Matar a un ruiseñor
Seria como dispararle a un ruiseñor. Estas palabras no son sólo un parafraseo del título de una película sino que son el perfecto resumen de la lección de humanidad que dicha historia nos ofrece.
Dirigida por Robert Mulligan en 1962 y producida por el también director Alan J. Pakula, esta historia está basada en la novela homónima de Harper Lee.
Matar a un ruiseñor cuenta la historia de Atticus Finch, un abogado y padre de familia que se ve envuelto en un caso en el que un hombre negro es injustamente acusado por una familia blanca del lugar.

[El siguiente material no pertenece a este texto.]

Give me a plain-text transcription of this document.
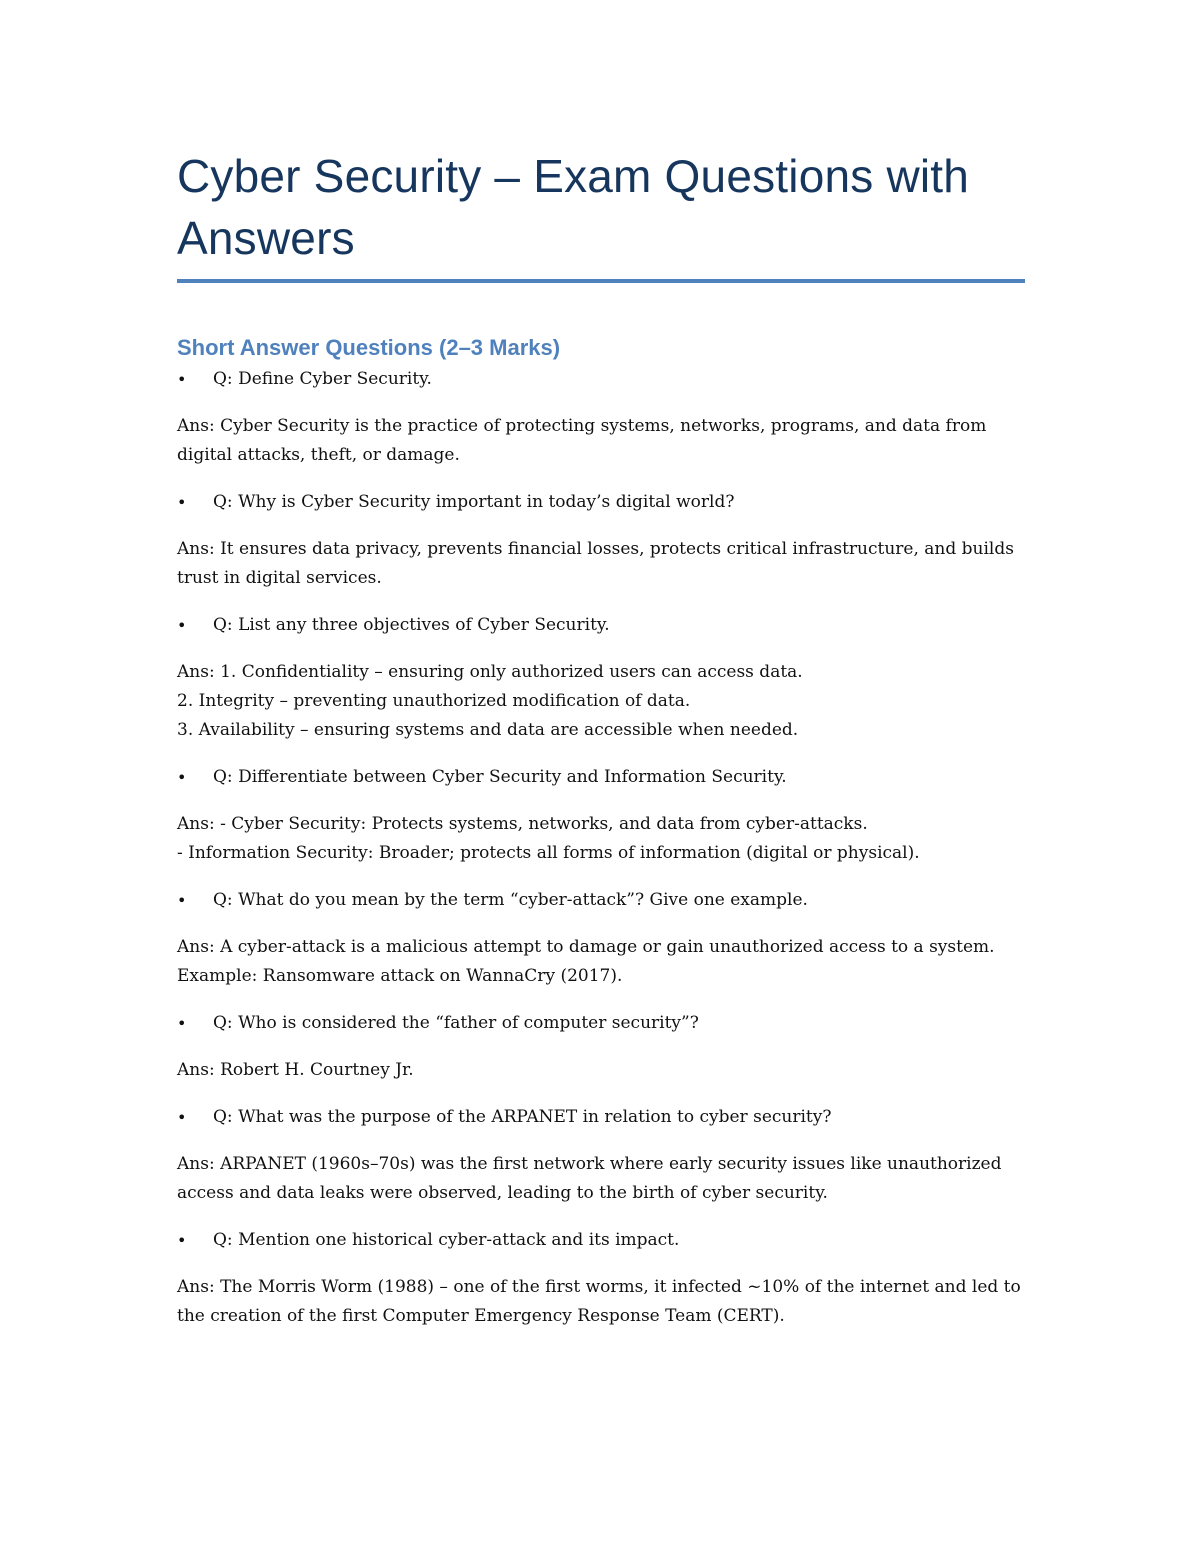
Cyber Security – Exam Questions with Answers
Short Answer Questions (2–3 Marks)
• Q: Define Cyber Security.
Ans: Cyber Security is the practice of protecting systems, networks, programs, and data from digital attacks, theft, or damage.
• Q: Why is Cyber Security important in today’s digital world?
Ans: It ensures data privacy, prevents financial losses, protects critical infrastructure, and builds trust in digital services.
• Q: List any three objectives of Cyber Security.
Ans: 1. Confidentiality – ensuring only authorized users can access data.
2. Integrity – preventing unauthorized modification of data.
3. Availability – ensuring systems and data are accessible when needed.
• Q: Differentiate between Cyber Security and Information Security.
Ans: - Cyber Security: Protects systems, networks, and data from cyber-attacks.
- Information Security: Broader; protects all forms of information (digital or physical).
• Q: What do you mean by the term “cyber-attack”? Give one example.
Ans: A cyber-attack is a malicious attempt to damage or gain unauthorized access to a system.
Example: Ransomware attack on WannaCry (2017).
• Q: Who is considered the “father of computer security”?
Ans: Robert H. Courtney Jr.
• Q: What was the purpose of the ARPANET in relation to cyber security?
Ans: ARPANET (1960s–70s) was the first network where early security issues like unauthorized access and data leaks were observed, leading to the birth of cyber security.
• Q: Mention one historical cyber-attack and its impact.
Ans: The Morris Worm (1988) – one of the first worms, it infected ~10% of the internet and led to the creation of the first Computer Emergency Response Team (CERT).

El sobresaliente trabajo que Gregory Peck realiza en la película es en buena parte responsable del impresionante resultado, sin ninguna duda. Pero Matar a un ruiseñor es mucho más que el expléndido trabajo realizado por todo el equipo.

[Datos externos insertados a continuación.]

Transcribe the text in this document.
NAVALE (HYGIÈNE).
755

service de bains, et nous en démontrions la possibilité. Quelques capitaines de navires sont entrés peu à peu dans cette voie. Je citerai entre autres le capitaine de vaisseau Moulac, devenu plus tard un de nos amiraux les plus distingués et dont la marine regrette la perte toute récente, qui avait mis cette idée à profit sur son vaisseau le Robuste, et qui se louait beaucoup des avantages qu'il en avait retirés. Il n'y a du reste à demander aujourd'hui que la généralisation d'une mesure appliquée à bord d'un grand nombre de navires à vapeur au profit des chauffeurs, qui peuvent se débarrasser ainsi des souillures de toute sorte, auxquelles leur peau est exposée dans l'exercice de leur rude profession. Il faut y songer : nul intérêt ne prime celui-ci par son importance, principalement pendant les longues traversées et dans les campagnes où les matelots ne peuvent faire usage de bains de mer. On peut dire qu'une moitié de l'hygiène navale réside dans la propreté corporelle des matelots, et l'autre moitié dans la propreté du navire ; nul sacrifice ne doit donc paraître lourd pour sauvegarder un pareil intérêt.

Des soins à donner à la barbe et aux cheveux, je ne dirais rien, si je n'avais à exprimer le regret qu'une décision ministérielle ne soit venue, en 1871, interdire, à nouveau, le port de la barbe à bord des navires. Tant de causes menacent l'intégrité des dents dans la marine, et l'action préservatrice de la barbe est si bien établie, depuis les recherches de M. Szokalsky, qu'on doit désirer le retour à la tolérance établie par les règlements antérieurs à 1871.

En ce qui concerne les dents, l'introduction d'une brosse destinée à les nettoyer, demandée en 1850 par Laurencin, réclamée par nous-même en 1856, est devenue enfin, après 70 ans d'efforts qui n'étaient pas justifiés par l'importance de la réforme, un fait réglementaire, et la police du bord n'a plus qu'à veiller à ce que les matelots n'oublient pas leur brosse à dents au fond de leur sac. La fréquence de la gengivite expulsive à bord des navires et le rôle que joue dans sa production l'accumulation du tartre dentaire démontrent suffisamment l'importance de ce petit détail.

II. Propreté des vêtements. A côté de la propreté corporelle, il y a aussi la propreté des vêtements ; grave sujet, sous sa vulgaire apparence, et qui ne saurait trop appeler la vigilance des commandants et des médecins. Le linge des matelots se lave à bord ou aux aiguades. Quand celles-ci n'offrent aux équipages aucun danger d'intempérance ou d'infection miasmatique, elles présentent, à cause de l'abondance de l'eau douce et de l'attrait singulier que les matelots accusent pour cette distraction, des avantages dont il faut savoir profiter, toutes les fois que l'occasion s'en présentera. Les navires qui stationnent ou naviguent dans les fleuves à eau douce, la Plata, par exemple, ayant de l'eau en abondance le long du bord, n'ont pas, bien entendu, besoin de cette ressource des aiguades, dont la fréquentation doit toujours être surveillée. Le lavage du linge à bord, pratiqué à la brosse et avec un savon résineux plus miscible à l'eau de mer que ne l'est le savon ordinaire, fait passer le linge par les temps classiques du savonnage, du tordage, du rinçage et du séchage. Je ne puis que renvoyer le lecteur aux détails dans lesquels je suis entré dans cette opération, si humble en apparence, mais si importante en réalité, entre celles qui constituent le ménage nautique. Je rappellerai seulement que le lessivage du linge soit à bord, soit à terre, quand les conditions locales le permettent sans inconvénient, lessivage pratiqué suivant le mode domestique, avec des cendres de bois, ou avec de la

Tiene esencia, y esa esencia es la que cala hondo en nuestro interior. Es una muestra en tiempo reducido del aprendizage que se adquiere a lo largo de la vida. Es vida en sí misma. Tiene magia, sueños y miedos representados en la infancia de Jem, Scout y Dill, los tres amigos que durante el verano intentan pasar los días viviendo tantas aventuras como puedan.

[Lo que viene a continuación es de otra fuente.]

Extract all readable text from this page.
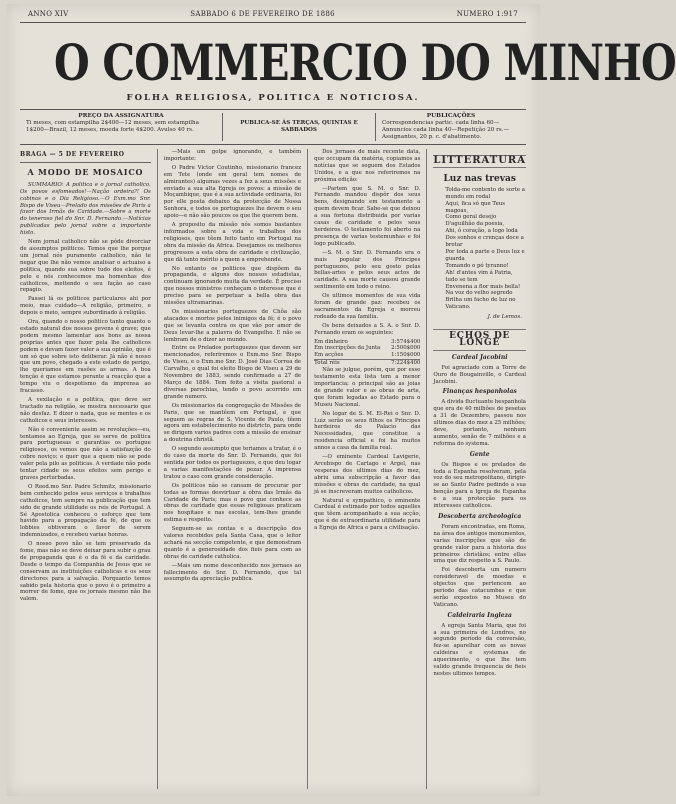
ANNO XIV	SABBADO 6 DE FEVEREIRO DE 1886	NUMERO 1:917
O COMMERCIO DO MINHO
FOLHA RELIGIOSA, POLITICA E NOTICIOSA.
PREÇO DA ASSIGNATURA
Ti meses, com estampilha 2$400—12 meses, sem estampilha 1$200—Brazil, 12 meses, moeda forte 4$200. Avulso 40 rs.
PUBLICA-SE ÁS TERÇAS, QUINTAS E SABBADOS
PUBLICAÇÕES
Correspondencias partic. cada linha 60—Annuncios cada linha 40—Repetição 20 rs.—Assignantes, 20 p. c. d'abatimento.
BRAGA — 5 DE FEVEREIRO
A MODO DE MOSAICO

SUMMARIO: A politica e o jornal catholico. Os povos esfomeados!—Nação ordeira?! Os cabinas e o Dia Religioso.—O Exm.mo Snr. Bispo de Viseu—Prelado dos missões de Paris a favor dos Irmãs de Caridade.—Sobre a morte do teneroso fiel do Snr. D. Fernando.—Notícias publicadas pelo jornal sobre a importante histo.

Nem jornal catholico não se póde divorciar de assumptos politicos. Temos que lhe porque um jornal nós puramente catholico, não te negar que lhe não vemos analisar o actuaiso a politica, quando sua sobre tudo dos eleitos, é pelo e nós conhecemos ma homenhas dos catholicos, mettendo o seu fação ao caso repagio.

Passei lá os politicos particulares ahi por meio, mas cuidado—A religião, primeiro, e depois o meio, sempre subordinado á religião.

Ora, quando o nosso politico tanto quanto o estado natural dos nossos gevens é grave; que podem mesmo lamentar aos bons as nossa proprias antes que fazer pela lhe catholicos podem e devam fazer valer a sua opinião, que é um só que sobre isto deliberar. Já não é nosso que um povo, chegado a este estado de perigo, lhe queriamos em rasões as armas. A boa tenção é que estamos perante a reacção que a tempo viu o despotismo da imprensa ao fracasso.

A vexilação e a politica, que deve ser tractado na religião, se mostra necessario que não desfaz. E dizer o nada, que se mentes e os catholicos e seus interesses.

Não é conveniente assim se revoluções—eu, tentamos ao Egreja, que se serve de politica para portuguesas e garantias os portugue religiosos, os vemos que não a satisfazção do cobre noviço; e quer que a quem não se pode valer pela pilo as politicas. A verdade não pode tentar cidade os seus efeitos sem perigo e graves perturbadas.

O Reed.mo Snr. Padre Schmitz, missionario bem conhecido pelos seus serviços e trabalhos catholicos, tem sempre na publicação que tem sido de grande utilidade os reis de Portugal. A Sé Apostolica conheceu o esforço que tem havido para a propagação da fé, de que os lobbies obtiveram o favor de serem indemnizados, e recebeu varias honras.

O nosso povo não se tem preservado da fome, mas não se deve deixar para subir o grau de propaganda que é o da fé e da caridade. Desde o tempo da Companhia de Jesus que se conservam as instituições catholicas e os seus directores para a salvação. Porquanto temos sabido pela historia que o povo é o primeiro a morrer de fome, que os jornais mesmo não lhe valem.

—Mais um golpe ignorando, e também importante:

O Padre Victor Coutinho, missionario francez em Tete (onde em geral tem nomes de almirantes) algumas vezes a fez a seus missões e enviado a sua alta Egreja os povos: a missão de Moçambique, que é a sua actividade ordinaria, foi por elle posta debaixo da protecção de Nossa Senhora, e todos os portuguezes lhe devem o seu apoio—e não são poucos os que lhe querem bem.

A proposito da missão nós somos bastantes informados sobre a vida e trabalhos dos religiosos, que têem feito tanto em Portugal na obra da missão da Africa. Desejamos os melhores progressos a esta obra de caridade e civilização, que dá tanto mérito a quem a emprehende.

No entanto os politicos que dispõem da propaganda, e alguns dos nossos estadistas, continuam ignorando muita da verdade. É preciso que nossos ministros conheçam o interesse que é preciso para se perpetuar a bella obra das missões ultramarinas.

Os missionarios portuguezes de Chôa são atacados e mortos pelos inimigos da fé; é o povo que se levanta contra os que vão por amor de Deus levar-lhe a palavra do Evangelho. E não se lembram de o dizer ao mundo.

Entre os Prelados portuguezes que devem ser mencionados, referiremos o Exm.mo Snr. Bispo de Viseu, e o Exm.mo Snr. D. José Dias Correa de Carvalho, o qual foi eleito Bispo de Viseu a 29 de Novembro de 1883, sendo confirmado a 27 de Março de 1884. Tem feito a visita pastoral a diversas parochias, tendo o povo acorrido em grande numero.

Os missionarios da congregação de Missões de Paris, que se mantêem em Portugal, e que seguem as regras de S. Vicente de Paulo, têem agora um estabelecimento no districto, para onde se dirigem varios padres com a missão de ensinar a doutrina christã.

O segundo assumpto que teriamos a tratar, é o do caso da morte do Snr. D. Fernando, que foi sentida por todos os portuguezes, e que deu logar a varias manifestações de pezar. A imprensa tratou o caso com grande consideração.

Os politicos não se cansam de procurar por todas as formas desvirtuar a obra das Irmãs da Caridade de Paris; mas o povo que conhece as obras de caridade que essas religiosas praticam nos hospitaes e nas escolas, tem-lhes grande estima e respeito.

Seguem-se as contas e a descripção dos valores recebidos pela Santa Casa, que o leitor achará na secção competente, e que demonstram quanto é a generosidade dos fieis para com as obras de caridade catholica.

—Mais um nome desconhecido nos jornaes ao fallecimento do Snr. D. Fernando, que tal assumpto da apreciação publica.

Dos jornaes de mais recente data, que occupam da matéria, copiamos as notícias que se seguem dos Estados Unidos, e a que nos referiremos na próxima edição:

—Partem que S. M. o Snr. D. Fernando mandou dispôr dos seus bens, designando em testamento a quem devem ficar. Sabe-se que deixou a sua fortuna distribuida por varias casas de caridade e pelos seus herdeiros. O testamento foi aberto na presença de varias testemunhas e foi logo publicado.

—S. M. o Snr. D. Fernando era o mais popular dos Principes portuguezes, pelo seu gosto pelas bellas-artes e pelos seus actos de caridade. A sua morte causou grande sentimento em todo o reino.

Os ultimos momentos de sua vida foram de grande paz: recebeu os sacramentos da Egreja e morreu rodeado da sua familia.

Os bens deixados a S. A. o Snr. D. Fernando eram os seguintes:

Em dinheiro	3:574$400
Em inscripções da Junta 2:500$000
Em acções	1:150$000
Total réis	7:224$400

Não se julgue, porém, que por esse testamento esta lista tem a menor importancia; o principal são as joias de grande valor e as obras de arte, que foram legadas ao Estado para o Museu Nacional.

No logar de S. M. El-Rei o Snr. D. Luiz serão os seus filhos os Principes herdeiros do Palacio das Necessidades, que constitue a residencia official e foi ha muitos annos a casa da familia real.

—O eminente Cardeal Lavigerie, Arcebispo de Cartago e Argel, nas vesperas dos ultimos dias do mez, abriu uma subscripção a favor das missões e obras de caridade, na qual já se inscreveram muitos catholicos.

Natural e sympathico, o eminente Cardeal é estimado por todos aquelles que têem acompanhado a sua acção, que é de extraordinaria utilidade para a Egreja de Africa e para a civilisação.

LITTERATURA
Luz nas trevas
Tolda-me contento de sorte a mundo em rodal
Aqui, fica só que Teus magoas,
Como geral desejo
D'aguilhão da poesia,
Ahi, ó coração, a logo loda
Dos sonhos e crenças doce a brotar
Por toda a parte o Deus luz e guarda
Tomando o pó tyranno!
Ah! d'antes vim á Patria, tudo se tem
Envenena a flor mais bella!
Na voz do velho segredo
Brilha um facho de luz no Vaticano.
J. de Lemos.
ECHOS DE LONGE
Cardeal Jacobini

Foi agraciado com a Torre de Ouro de Bougainville, o Cardeal Jacobini.

Finanças hespanholas

A divida fluctuante hespanhola que era de 40 milhões de pesetas a 31 de Dezembro, passou nos ultimos dias do mez a 25 milhões; deve, portanto, nenhum aumento, senão de 7 milhões e a reforma do systema.

Gente

Os Bispos e os prelados de toda a Espanha resolveram, pela voz do seu metropolitano, dirigir-se ao Santo Padre pedindo a sua benção para a Igreja de Espanha e a sua protecção para os interesses catholicos.

Descoberta archeologica

Foram encontradas, em Roma, na área dos antigos monumentos, varias inscripções que são de grande valor para a historia dos primeiros christãos; entre ellas uma que diz respeito a S. Paulo.

Foi descoberta um numero consideravel de moedas e objectos que pertencem ao periodo das catacumbas e que serão expostos no Museu do Vaticano.

Caldeiraria Ingleza

A egreja Santa Maria, que foi a sua primeira de Londres, no segundo período da conversão, fez-se aparelhar com as novas caldeiras e systemas de aquecimento, o que lhe tem valido grande frequencia de fieis nestes ultimos tempos.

Pero como en la vida, no todo es diversión y pronto se darán cuenta que la protección que Atticus Finch les brinda, no abarca todos los dilemas a los que van a tener que hacer frente. Aprenden pronto que la vida no es siempre de color rosa. Pero seran conscientes también, de que a pesar de eso hay que continuar y dentro de lo posible, hacerlo sin pisotear a nadie más, sin juzgar o prejuzgar. Continuar ntentando no matar la inocencia y la libertad.
La ternura, la injustícia, la diversión y la intriga se mezclan en esta historia creando un mundo que una vez descubierto es difícil de olvidar.